The insurance premium tax rate will drop from 1.75 percent to 1.5 percent. By lowering the rate, the state will lose about $11 million in 2018 and $22 million in 2019. However, the reduction in state revenue is worth it for an industry that provides 58,000 jobs in the state.
“The insurance industry has a long and storied history in Connecticut, and we must ensure that we maintain our competitive edge so that they continue to thrive and grow in our state,” Malloy said in a press release. “Restructuring and lowering the premium tax will substantially improve market conditions for Connecticut-based insurance companies. This change will save them millions in taxes paid to other states across the country.”
The proposal was applauded by Republican lawmakers.
“We thank the governor and applaud his efforts to support Connecticut’s insurance industry and help reduce the burdens on Connecticut companies,” Senate Republican President Len Fasano, R-North Haven, and Sen. Kevin Kelly, R-Stratford, said. “Due to the retaliatory tax structure in other states, this proposal will help Connecticut insurance companies in their business transactions throughout the country.
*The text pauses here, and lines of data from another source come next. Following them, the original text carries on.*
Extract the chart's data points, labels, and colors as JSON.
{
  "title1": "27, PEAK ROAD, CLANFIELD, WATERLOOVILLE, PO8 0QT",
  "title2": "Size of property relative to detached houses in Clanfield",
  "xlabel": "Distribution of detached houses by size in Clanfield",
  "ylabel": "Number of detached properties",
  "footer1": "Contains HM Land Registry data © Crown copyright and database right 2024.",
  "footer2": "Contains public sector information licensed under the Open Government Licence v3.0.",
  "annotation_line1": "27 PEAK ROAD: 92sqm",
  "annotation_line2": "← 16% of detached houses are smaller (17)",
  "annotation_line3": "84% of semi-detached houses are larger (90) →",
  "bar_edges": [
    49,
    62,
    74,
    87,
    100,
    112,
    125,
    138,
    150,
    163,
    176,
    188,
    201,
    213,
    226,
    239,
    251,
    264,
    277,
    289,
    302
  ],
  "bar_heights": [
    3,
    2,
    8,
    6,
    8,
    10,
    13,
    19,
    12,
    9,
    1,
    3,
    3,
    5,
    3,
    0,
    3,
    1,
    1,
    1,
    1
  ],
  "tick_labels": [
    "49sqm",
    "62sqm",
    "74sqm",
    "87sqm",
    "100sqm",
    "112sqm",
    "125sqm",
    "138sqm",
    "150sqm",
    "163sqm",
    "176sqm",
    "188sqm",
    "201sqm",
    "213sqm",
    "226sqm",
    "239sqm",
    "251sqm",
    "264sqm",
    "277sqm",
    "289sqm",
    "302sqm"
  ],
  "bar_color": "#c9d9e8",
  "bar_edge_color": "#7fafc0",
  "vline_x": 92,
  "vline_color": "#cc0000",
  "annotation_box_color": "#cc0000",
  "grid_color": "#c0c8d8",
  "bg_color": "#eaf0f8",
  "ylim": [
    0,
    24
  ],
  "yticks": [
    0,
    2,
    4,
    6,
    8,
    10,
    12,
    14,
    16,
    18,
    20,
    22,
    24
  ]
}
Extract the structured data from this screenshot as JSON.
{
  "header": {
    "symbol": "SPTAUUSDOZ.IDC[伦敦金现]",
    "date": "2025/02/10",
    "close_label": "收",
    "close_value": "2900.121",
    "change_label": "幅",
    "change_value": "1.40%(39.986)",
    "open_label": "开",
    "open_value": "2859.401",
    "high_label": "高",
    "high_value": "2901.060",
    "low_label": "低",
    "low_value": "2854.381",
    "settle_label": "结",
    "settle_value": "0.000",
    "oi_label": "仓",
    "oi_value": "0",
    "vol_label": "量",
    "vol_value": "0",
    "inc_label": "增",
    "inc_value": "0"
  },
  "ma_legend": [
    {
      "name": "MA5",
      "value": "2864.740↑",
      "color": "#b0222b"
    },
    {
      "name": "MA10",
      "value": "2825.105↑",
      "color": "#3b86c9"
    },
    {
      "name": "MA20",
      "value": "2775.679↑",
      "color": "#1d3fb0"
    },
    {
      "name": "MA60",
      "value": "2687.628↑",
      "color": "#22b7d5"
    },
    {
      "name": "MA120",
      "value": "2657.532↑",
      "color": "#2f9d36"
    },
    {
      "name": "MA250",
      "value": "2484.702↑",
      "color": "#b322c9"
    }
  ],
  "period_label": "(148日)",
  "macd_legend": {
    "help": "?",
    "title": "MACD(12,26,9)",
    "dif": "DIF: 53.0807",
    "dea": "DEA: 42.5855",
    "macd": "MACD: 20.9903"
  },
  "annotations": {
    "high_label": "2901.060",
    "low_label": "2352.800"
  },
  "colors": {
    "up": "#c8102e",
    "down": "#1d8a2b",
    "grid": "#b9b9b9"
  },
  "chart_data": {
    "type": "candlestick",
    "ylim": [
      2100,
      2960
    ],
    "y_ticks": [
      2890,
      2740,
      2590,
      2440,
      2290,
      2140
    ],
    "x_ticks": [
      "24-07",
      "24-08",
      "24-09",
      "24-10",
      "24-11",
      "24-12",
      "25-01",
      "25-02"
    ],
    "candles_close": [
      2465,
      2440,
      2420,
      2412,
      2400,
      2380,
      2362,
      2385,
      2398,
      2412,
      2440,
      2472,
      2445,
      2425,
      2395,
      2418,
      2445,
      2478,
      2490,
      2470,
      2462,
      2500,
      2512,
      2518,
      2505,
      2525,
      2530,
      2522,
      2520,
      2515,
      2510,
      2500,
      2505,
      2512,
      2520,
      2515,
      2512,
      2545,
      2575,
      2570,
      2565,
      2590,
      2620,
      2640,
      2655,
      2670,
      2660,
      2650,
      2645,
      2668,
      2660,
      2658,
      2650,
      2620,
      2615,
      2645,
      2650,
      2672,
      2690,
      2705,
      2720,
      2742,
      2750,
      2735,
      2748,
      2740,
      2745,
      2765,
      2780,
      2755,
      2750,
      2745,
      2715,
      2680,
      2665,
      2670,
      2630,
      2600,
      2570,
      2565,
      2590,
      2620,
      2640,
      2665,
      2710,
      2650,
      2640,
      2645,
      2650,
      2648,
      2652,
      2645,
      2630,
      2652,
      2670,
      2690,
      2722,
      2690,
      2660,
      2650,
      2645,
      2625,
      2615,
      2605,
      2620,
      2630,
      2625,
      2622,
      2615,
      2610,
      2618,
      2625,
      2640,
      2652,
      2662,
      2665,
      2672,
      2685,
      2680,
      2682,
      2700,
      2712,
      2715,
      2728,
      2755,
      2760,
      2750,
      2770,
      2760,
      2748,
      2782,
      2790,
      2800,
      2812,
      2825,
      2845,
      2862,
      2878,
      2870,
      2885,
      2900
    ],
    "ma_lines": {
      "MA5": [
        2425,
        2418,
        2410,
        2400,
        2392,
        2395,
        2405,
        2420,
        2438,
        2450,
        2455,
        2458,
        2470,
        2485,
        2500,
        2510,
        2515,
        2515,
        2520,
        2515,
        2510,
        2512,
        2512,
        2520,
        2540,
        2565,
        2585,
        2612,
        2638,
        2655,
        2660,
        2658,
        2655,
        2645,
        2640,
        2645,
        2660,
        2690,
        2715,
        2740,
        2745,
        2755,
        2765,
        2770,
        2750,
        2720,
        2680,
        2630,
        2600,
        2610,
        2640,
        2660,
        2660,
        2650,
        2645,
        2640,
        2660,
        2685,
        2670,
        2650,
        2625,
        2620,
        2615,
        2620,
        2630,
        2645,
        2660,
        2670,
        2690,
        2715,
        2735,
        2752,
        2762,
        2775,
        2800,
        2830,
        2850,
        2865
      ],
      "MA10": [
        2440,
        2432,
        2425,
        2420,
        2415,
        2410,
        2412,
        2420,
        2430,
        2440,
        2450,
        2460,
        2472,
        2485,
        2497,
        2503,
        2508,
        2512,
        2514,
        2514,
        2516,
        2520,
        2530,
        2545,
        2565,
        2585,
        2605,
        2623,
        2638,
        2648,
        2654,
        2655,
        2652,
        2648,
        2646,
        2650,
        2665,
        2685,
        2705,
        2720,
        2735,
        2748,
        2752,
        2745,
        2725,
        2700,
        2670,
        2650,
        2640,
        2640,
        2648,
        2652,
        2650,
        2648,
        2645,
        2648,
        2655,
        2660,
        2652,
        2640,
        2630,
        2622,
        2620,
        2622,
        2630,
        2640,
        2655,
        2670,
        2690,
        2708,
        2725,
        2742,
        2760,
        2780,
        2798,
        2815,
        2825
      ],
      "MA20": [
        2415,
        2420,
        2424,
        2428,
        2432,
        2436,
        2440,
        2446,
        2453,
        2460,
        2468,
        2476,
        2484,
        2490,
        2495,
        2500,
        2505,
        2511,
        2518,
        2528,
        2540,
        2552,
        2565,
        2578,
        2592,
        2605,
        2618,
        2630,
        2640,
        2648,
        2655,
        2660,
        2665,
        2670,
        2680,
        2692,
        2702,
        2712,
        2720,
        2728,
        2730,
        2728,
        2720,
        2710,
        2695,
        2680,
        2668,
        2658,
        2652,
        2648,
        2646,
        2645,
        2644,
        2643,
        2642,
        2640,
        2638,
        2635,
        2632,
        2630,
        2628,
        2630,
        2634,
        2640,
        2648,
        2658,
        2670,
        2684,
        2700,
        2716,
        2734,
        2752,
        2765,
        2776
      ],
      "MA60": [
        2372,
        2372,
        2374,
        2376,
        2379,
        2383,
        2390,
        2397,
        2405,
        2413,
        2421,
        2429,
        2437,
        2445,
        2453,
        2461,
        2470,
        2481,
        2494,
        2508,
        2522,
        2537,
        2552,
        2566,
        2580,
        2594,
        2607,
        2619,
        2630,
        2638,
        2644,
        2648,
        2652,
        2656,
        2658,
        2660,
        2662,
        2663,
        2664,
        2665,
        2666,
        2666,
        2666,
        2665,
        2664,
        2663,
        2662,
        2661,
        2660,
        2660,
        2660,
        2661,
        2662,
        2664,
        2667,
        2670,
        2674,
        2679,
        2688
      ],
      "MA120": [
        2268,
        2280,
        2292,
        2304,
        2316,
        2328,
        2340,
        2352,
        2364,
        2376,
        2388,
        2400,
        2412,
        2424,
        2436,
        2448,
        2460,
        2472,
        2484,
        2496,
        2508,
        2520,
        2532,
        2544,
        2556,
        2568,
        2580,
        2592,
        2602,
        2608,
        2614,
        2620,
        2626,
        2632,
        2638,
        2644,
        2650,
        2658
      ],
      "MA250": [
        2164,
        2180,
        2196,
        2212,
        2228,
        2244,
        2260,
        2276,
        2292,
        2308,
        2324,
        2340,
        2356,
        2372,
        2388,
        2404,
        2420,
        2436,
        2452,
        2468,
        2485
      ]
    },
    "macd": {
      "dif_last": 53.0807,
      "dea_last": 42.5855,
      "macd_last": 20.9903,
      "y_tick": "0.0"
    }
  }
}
Our state must work hard to preserve Connecticut’s historic role as the insurance capital of the world. This proposal is a smart step forward.”
The industry also expressed its support.
“This initiative will encourage Connecticut based insurers to grow and compete more aggressively across the country.,” Eric George, president of the Insurance Association of Connecticut, said. “We eagerly await to learn the details of this proposal and the IAC is happy with the governor’s decision to lower the tax.”
Earlier this year, Malloy signaled he would like to make changes to Connecticut’s tax system that would be favorable to businesses.
Last January, General Electric announced it was moving its headquarters to Boston. The high-profile loss of GE prompted Connecticut lawmakers and the governor to reconsider their tax structure.